Cheap alcohol in supermarkets is a legacy of the abolition of the Grocery Order, and cheap alcohol in nightclubs is the legacy of botched “happy hour” legislation. Section 20 of the Intoxicating Liquor Act 2003 banned the supply of alcohol on a licensed premises at a reduced price during a limited period on any day.
Publicans, promoters, and punters found an easy way around this law by scratching the “limited period” part and just offering discounted alcohol all night.
But the race to the bottom that typified nightclubs in the capital over the past couple of years as venues were desperate for business, culminating in many clubs simply giving alcohol away, isn’t part of the sell in Copper Face Jacks now.
Thursday night is quieter and, again, the only real visible trouble is outside on Harcourt Street. At 2.30am, two gardaí are manning the laneway. The doorman says they close at 3am, but shortly after that, they’re still letting a smattering of people in.
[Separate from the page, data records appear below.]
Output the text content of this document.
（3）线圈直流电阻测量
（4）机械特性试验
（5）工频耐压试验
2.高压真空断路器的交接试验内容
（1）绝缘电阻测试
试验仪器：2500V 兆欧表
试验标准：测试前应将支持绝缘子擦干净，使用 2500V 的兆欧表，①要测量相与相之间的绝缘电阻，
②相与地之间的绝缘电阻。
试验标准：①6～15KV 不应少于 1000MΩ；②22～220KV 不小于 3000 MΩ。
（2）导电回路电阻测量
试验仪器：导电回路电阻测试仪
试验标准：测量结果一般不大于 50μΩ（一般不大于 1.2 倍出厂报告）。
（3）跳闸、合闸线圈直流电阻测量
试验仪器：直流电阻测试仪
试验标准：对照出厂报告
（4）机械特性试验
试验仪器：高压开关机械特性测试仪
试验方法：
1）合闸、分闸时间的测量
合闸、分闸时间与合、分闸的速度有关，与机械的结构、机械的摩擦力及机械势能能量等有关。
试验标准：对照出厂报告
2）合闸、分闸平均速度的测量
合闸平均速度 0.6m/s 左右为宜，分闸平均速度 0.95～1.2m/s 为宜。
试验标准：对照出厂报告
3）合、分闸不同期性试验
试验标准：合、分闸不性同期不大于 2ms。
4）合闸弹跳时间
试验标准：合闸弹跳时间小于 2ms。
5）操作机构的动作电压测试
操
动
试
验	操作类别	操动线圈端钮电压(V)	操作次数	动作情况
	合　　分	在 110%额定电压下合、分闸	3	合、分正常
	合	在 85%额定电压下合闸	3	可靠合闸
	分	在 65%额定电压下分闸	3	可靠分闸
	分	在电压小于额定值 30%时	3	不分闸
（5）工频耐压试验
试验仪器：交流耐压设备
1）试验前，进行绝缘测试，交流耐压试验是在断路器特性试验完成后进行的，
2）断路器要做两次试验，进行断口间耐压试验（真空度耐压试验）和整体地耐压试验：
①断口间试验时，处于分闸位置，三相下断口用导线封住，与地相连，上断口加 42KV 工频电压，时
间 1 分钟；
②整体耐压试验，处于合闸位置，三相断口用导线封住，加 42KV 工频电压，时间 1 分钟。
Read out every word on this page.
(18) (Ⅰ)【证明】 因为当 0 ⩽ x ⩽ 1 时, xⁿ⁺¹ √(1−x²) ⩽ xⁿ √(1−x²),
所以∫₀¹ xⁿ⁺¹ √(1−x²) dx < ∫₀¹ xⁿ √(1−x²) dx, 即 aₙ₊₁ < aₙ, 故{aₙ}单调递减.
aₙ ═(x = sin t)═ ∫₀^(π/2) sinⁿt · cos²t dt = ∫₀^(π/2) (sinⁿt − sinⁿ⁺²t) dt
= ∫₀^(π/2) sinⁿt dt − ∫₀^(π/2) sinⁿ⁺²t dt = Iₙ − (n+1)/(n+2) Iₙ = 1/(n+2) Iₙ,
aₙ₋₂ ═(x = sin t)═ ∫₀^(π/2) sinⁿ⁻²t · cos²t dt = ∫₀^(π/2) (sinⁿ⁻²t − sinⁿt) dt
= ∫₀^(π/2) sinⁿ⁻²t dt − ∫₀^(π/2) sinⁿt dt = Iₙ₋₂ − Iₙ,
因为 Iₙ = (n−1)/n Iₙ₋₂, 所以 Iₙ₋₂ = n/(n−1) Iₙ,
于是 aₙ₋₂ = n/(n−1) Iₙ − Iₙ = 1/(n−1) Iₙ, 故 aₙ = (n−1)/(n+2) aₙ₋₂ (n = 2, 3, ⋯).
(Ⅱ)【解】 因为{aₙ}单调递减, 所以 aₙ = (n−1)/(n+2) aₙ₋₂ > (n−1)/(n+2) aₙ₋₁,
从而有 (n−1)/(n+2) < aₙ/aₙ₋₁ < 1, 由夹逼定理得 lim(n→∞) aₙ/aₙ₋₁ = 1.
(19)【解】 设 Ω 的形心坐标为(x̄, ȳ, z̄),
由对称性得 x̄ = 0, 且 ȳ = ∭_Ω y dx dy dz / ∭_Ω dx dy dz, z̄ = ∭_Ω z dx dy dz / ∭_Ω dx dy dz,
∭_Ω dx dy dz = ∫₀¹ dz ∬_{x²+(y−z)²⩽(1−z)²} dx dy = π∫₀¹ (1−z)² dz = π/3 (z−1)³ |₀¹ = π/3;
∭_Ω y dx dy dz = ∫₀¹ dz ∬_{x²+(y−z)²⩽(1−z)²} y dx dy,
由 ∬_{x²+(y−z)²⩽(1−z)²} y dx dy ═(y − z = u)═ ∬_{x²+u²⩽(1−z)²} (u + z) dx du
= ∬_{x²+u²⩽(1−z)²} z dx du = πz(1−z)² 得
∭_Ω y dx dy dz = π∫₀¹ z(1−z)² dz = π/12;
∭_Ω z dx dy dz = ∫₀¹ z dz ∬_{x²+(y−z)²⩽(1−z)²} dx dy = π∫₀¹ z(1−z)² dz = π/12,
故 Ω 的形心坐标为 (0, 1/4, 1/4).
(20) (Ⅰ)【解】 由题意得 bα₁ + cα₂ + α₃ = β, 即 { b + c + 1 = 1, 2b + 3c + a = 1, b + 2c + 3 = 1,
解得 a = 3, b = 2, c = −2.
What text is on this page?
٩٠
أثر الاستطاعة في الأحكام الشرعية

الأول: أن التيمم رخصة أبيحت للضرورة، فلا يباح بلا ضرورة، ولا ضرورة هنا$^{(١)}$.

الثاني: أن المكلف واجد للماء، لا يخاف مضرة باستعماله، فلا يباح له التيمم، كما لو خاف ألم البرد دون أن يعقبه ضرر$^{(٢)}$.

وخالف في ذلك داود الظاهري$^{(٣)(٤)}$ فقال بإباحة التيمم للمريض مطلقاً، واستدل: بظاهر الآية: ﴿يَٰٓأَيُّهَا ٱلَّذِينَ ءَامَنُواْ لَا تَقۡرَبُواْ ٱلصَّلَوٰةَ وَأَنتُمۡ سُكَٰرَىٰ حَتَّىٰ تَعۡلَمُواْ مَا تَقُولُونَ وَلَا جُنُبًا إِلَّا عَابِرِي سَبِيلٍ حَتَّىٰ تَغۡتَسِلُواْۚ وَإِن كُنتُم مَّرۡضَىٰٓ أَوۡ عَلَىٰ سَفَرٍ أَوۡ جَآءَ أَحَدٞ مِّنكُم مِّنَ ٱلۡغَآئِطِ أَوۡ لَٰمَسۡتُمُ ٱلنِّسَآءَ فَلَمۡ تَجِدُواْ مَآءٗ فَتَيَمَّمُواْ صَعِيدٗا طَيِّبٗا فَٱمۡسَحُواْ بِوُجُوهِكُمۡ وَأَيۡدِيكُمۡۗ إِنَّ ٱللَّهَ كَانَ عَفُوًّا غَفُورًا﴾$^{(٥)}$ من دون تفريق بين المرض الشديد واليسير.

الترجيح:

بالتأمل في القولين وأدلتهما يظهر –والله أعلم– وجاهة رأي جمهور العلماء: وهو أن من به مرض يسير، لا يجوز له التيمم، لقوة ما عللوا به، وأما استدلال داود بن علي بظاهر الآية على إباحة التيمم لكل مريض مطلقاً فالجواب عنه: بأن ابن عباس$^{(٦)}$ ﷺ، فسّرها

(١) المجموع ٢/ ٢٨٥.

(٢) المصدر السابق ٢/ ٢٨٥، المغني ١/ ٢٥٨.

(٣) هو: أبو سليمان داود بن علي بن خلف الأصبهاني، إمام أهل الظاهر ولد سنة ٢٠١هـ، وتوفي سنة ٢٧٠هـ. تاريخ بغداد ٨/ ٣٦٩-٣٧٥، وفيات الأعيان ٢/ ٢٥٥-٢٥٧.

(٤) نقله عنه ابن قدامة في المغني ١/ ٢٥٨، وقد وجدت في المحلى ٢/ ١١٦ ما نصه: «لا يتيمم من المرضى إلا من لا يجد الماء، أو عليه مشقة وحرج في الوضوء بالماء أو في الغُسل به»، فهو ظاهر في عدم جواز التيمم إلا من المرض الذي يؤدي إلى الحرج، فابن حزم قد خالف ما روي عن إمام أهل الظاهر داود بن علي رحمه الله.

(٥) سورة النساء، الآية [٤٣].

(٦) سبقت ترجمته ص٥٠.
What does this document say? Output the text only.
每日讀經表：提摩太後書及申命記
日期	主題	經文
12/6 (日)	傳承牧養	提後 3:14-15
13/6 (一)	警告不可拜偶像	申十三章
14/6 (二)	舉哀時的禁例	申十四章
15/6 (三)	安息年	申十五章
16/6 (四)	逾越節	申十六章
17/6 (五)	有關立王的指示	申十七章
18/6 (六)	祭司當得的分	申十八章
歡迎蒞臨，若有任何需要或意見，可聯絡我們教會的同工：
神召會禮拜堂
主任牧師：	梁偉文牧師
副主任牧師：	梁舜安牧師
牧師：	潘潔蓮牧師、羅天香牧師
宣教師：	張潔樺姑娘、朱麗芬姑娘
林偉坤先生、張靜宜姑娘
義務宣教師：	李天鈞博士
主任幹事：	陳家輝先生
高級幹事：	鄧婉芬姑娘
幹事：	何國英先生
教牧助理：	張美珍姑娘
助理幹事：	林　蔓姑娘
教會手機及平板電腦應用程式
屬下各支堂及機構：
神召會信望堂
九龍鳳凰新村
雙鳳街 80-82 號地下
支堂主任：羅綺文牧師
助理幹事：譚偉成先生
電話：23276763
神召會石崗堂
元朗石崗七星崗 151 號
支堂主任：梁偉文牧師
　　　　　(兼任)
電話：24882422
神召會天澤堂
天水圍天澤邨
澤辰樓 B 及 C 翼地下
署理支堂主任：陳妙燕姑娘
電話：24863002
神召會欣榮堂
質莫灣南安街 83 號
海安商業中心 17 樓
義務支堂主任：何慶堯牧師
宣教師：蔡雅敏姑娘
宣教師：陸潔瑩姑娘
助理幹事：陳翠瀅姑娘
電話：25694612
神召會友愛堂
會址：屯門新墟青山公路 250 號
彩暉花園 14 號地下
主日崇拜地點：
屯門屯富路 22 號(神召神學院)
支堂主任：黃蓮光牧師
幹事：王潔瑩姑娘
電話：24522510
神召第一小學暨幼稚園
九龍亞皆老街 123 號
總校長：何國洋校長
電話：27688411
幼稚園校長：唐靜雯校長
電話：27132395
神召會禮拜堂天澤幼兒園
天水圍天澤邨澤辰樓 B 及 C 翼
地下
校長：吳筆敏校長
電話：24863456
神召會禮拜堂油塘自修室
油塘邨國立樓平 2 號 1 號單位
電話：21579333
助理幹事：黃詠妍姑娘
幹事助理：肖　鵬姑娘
An argument between a couple ends in the young man pushing the young woman violently. She falls against a lamppost.
Ten minutes later a girl is half-carried out by a friend, hobbling, with a cut on her leg. A fight is about to start between two groups of young men, one of whom is shouting “You’re slagging my girlfriend,” but violence doesn’t break out.
A man leads a young woman down the street. They appear to be a new “couple”. She’s too drunk to form a sentence. “My friends . . .” she says, slurring her words. He leads her away, before she has to stop and sit on steps nearby. Fifteen minutes later, he’s leading her down the street again, past a discarded, empty vodka bottle.